Life Healthcare has confirmed that discussions regarding the potential sale of its 49.7percent stake in Max Healthcare in India are progressing well. Photo: Supplied
JOHANNESBURG - Life Healthcare has confirmed that discussions regarding the potential sale of its 49.7percent stake in Max Healthcare in India are progressing well. 

It was reported at the beginning of the year that Life Healthcare was considering offloading this stake for R5billion, as India has one of the most underfunded public healthcare systems among the world’s major economies, with around 70percent of patients using private healthcare.

In the results for the six months to end March, the group said on Friday that Max Healthcare reported disappointing results, with the business negatively impacted by the Shalimar Bagh incident in December 2017, resulting in a knock-on effect on the balance of the Delhi business.

“In addition, the increased regulatory environment negatively impacted earnings before interest, tax, depreciation and amortisation (Ebitda) margins. The impact on the group for the period is a R67million loss compared to a loss of R12m in 2017,” the group said.

However, the disappointing performance did not have a negative impact on the group’s overall results.

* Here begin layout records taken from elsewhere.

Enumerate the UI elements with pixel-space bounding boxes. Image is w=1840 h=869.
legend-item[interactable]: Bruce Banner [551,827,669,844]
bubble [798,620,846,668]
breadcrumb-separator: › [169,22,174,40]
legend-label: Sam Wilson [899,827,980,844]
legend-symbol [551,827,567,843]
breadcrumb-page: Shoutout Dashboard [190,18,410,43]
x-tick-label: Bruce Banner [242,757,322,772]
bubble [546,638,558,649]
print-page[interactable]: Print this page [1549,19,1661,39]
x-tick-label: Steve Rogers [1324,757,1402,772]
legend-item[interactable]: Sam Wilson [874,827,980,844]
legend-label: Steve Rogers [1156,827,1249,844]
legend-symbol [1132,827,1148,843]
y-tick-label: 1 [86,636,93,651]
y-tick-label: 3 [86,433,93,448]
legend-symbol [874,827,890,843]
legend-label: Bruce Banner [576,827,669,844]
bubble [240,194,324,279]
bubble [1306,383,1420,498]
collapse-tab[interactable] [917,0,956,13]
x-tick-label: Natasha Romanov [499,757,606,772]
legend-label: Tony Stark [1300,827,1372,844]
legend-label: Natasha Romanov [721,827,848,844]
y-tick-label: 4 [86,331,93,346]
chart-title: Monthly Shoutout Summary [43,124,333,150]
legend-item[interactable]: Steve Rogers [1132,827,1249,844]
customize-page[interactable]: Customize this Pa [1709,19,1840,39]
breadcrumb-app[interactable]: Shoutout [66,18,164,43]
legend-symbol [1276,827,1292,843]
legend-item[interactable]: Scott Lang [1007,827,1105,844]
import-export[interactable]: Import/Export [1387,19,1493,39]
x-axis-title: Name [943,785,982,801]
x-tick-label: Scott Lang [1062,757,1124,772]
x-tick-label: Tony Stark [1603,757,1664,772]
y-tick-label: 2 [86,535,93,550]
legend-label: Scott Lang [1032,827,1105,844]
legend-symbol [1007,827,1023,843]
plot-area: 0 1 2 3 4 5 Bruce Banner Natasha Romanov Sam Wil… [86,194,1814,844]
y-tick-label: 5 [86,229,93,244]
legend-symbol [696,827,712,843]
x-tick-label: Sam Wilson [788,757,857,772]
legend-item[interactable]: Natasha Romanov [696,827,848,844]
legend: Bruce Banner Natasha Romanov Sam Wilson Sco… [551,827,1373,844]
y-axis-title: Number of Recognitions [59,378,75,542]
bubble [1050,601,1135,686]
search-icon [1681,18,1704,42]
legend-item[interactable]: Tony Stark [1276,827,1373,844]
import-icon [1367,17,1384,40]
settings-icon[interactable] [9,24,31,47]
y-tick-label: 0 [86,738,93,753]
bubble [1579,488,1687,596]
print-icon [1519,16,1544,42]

The group reported a 17.5percent increase in revenue to R11.3billion, up from R9.6bn, while headline earnings per share increased by 116.5percent to 53.7cents a share, up from 24.8c as compared to last year. Earnings per share increased by 329.9percent to 54.6c, up from 12.7c.

Chief executive Dr Shrey Viranna said that going forward, Life Healthcare would continue to expand into complementary businesses and diversify from being predominantly a hospital business to an internationally diversified healthcare provider that offered a compelling range of services. The group declared an interim dividend of 38c a share, up by 9percent, as compared to 35c declared last year.

Life Healthcare Southern Africa increased revenue by 9.7percent to R8.4bn, with the southern African hospitals’ and complementary services’ revenue rising 7.9percent to R7.8bn.

Healthcare services’ revenue increased by 42.4percent to R568m, up from R399m, and the group said this was due to the return of 700 Gauteng mental health patients and the acquisition of an occupational health and wellness business.

In 2016 the Gauteng Department of Health removed patients for Life Esidimeni hospital, which led to more than 100 deaths.

Normalised Ebitda in southern Africa increased by 5.8percent to R2.1bn.

Alliance Medical Group delivered a solid financial performance, with revenue increasing by 56.3percent to R2.3bn and normalised Ebitda up by 26.3percent to R518m. Scanmed revenue increased by 21.5percent to R644m and normalised Ebitda rose to R60m.